What's so odd about all this is that lack of transparency why things fail was (is?) a huge issue in the Apple App Store process, and MS has had years to learn about what went wrong with the Apple process, and design around those issues. They seem to have baked those faults in to their own process.
"We're backed up with submissions".
WTF? They've been doing roadshows and having dev evangelists push the heck out of "develop apps for the app store!" messaging. That's fine. Staff up appropriately. For a company who understands this is a pivot, they need momentum, good press, etc., plus have had years watching Apple's mistakes in this area - there's just no excuse for not staffing (or ramping up quickly) on the app store processing.
>MS has had years to learn about what went wrong with the Apple process, and design around those issues.
All that time spent learning about what and why Apple does what they do might have brought them to the conclusion that they ought to be doing the same thing.
Or maybe they're "backed up" while they take it all in, figure out what's crap and what's not crap, create a good initial sorting of non-crap -> crap, and then open the flood gates a little more.
You have to imagine that they've just suddenly become inundated by thousands (10s of thousands?
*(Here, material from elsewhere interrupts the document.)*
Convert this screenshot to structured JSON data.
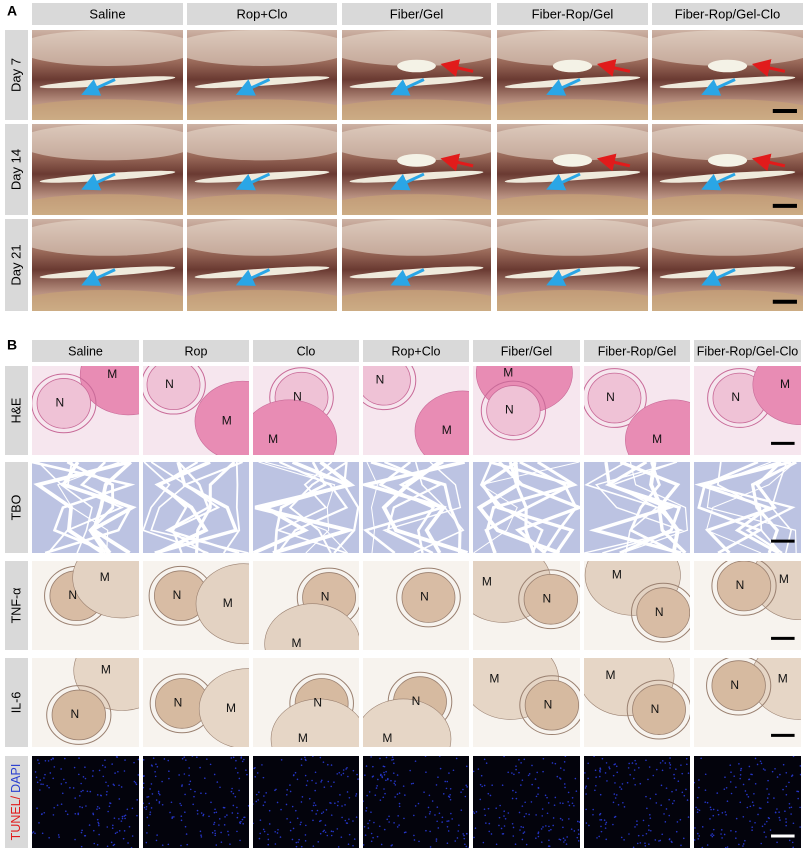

More?) submissions and the majority of them will be awful crapware that needs to be sifted through. It takes a lot of time I'm sure -- I don't care how many people you put on staff.
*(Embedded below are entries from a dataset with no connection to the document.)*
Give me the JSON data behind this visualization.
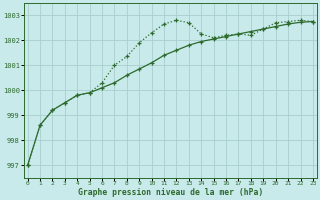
{
  "hours": [
    0,
    1,
    2,
    3,
    4,
    5,
    6,
    7,
    8,
    9,
    10,
    11,
    12,
    13,
    14,
    15,
    16,
    17,
    18,
    19,
    20,
    21,
    22,
    23
  ],
  "line1": [
    997.0,
    998.6,
    999.2,
    999.5,
    999.8,
    999.9,
    1000.3,
    1001.0,
    1001.35,
    1001.9,
    1002.3,
    1002.65,
    1002.8,
    1002.7,
    1002.25,
    1002.1,
    1002.2,
    1002.25,
    1002.2,
    1002.45,
    1002.7,
    1002.75,
    1002.8,
    1002.75
  ],
  "line2": [
    997.0,
    998.6,
    999.2,
    999.5,
    999.8,
    999.9,
    1000.1,
    1000.3,
    1000.6,
    1000.85,
    1001.1,
    1001.4,
    1001.6,
    1001.8,
    1001.95,
    1002.05,
    1002.15,
    1002.25,
    1002.35,
    1002.45,
    1002.55,
    1002.65,
    1002.72,
    1002.75
  ],
  "line1_color": "#2d6a2d",
  "line2_color": "#2d6a2d",
  "bg_color": "#c8eaea",
  "grid_color": "#a8cece",
  "text_color": "#2d6a2d",
  "xlabel": "Graphe pression niveau de la mer (hPa)",
  "yticks": [
    997,
    998,
    999,
    1000,
    1001,
    1002,
    1003
  ],
  "xtick_labels": [
    "0",
    "1",
    "2",
    "3",
    "4",
    "5",
    "6",
    "7",
    "8",
    "9",
    "10",
    "11",
    "12",
    "13",
    "14",
    "15",
    "16",
    "17",
    "18",
    "19",
    "20",
    "21",
    "22",
    "23"
  ],
  "ylim": [
    996.5,
    1003.5
  ],
  "xlim": [
    -0.3,
    23.3
  ]
}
"All that time spent learning about what and why Apple does what they do might have brought them to the conclusion that they ought to be doing the same thing."
I fear that conclusion.
But, really... concluding that courting developers pissed off with an arbitrary opaque process by giving them the same arbitrary opaque process makes sense to ... who?
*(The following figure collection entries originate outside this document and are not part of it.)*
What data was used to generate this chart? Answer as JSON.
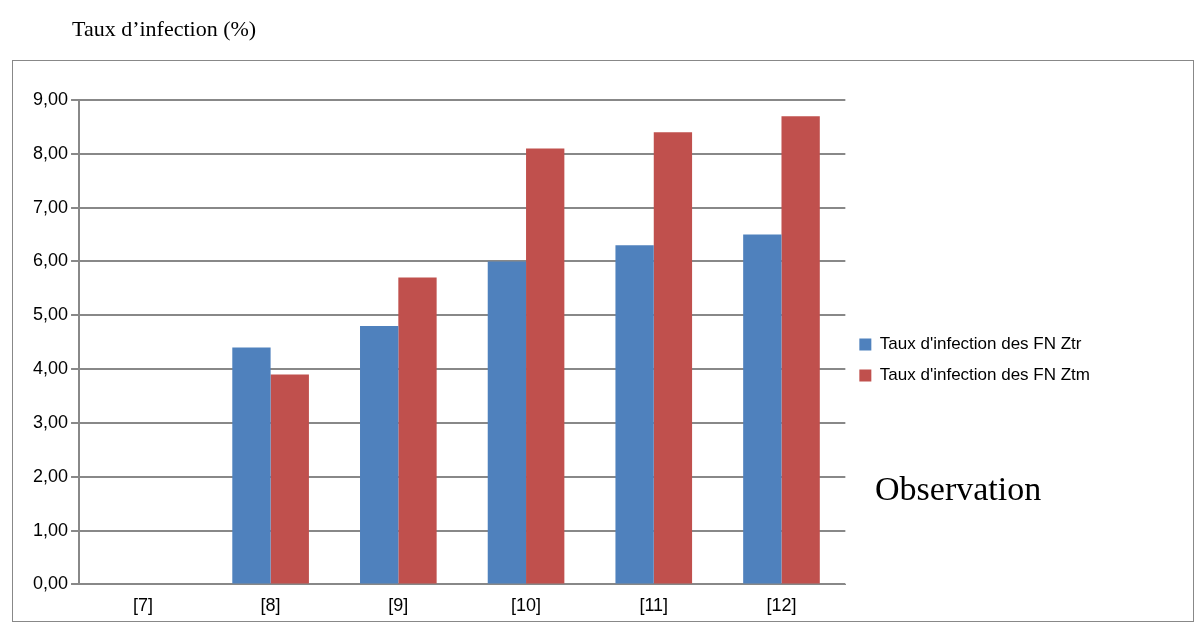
{
  "chart_data": {
    "type": "bar",
    "ylabel": "Taux d’infection (%)",
    "xlabel": "Observation",
    "categories": [
      "[7]",
      "[8]",
      "[9]",
      "[10]",
      "[11]",
      "[12]"
    ],
    "series": [
      {
        "name": "Taux d'infection des FN Ztr",
        "color": "#4f81bd",
        "values": [
          0,
          4.4,
          4.8,
          6.0,
          6.3,
          6.5
        ]
      },
      {
        "name": "Taux d'infection des FN Ztm",
        "color": "#c0504d",
        "values": [
          0,
          3.9,
          5.7,
          8.1,
          8.4,
          8.7
        ]
      }
    ],
    "ylim": [
      0,
      9
    ],
    "yticks": [
      {
        "value": 0,
        "label": "0,00"
      },
      {
        "value": 1,
        "label": "1,00"
      },
      {
        "value": 2,
        "label": "2,00"
      },
      {
        "value": 3,
        "label": "3,00"
      },
      {
        "value": 4,
        "label": "4,00"
      },
      {
        "value": 5,
        "label": "5,00"
      },
      {
        "value": 6,
        "label": "6,00"
      },
      {
        "value": 7,
        "label": "7,00"
      },
      {
        "value": 8,
        "label": "8,00"
      },
      {
        "value": 9,
        "label": "9,00"
      }
    ],
    "grid": "y",
    "legend": "right"
  }
}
"You have to imagine that they've just suddenly become inundated by thousands (10s of thousands? More?) submissions and the majority of them will be awful crapware that needs to be sifted through. "
But... they've had more than a year to prepare for it, they need people to want to write for this platform (ios/android still have a the lion's mindshare), and MS is one of the few companies that could afford (financially) to make this experience better than it has. Stop the dividend payouts for a few quarters and use that money to beef up what they seem to be saying is the new direction of the company.
I'm just speculating like everyone else. It's difficult to extrapolate from a single person's nightmarish experience what the experience will be like for an unknown but large number of developers. I hope that gets sorted out quickly. From some other comments it sounds like they still have some bugs in their process.
Unless Microsoft is purposely being opaque with details of why something has failed for the purpose of thwarting malicious or wayward developers, then they should take this as a hint that they need to provide developers with more information so they can track down issues and fix them.
Did you ever try to submit to the Apple app store? All the stories I see about rejections come from sometimes strange reasonings but it's actually always transparent why they rejected an App. I had the same experience with my one app, there was one objection because of some new in-app purchase policy but it was well described in the rejection report and I knew exactly what to do. It seems like the MS store fails at an even earlier reason: Not telling you what actually went wrong.
"We're backed up with submissions".
WTF? They've been doing roadshows and having dev evangelists push the heck out of "develop apps for the app store!" messaging. That's fine. Staff up appropriately. For a company who understands this is a pivot, they need momentum, good press, etc., plus have had years watching Apple's mistakes in this area - there's just no excuse for not staffing (or ramping up quickly) on the app store processing.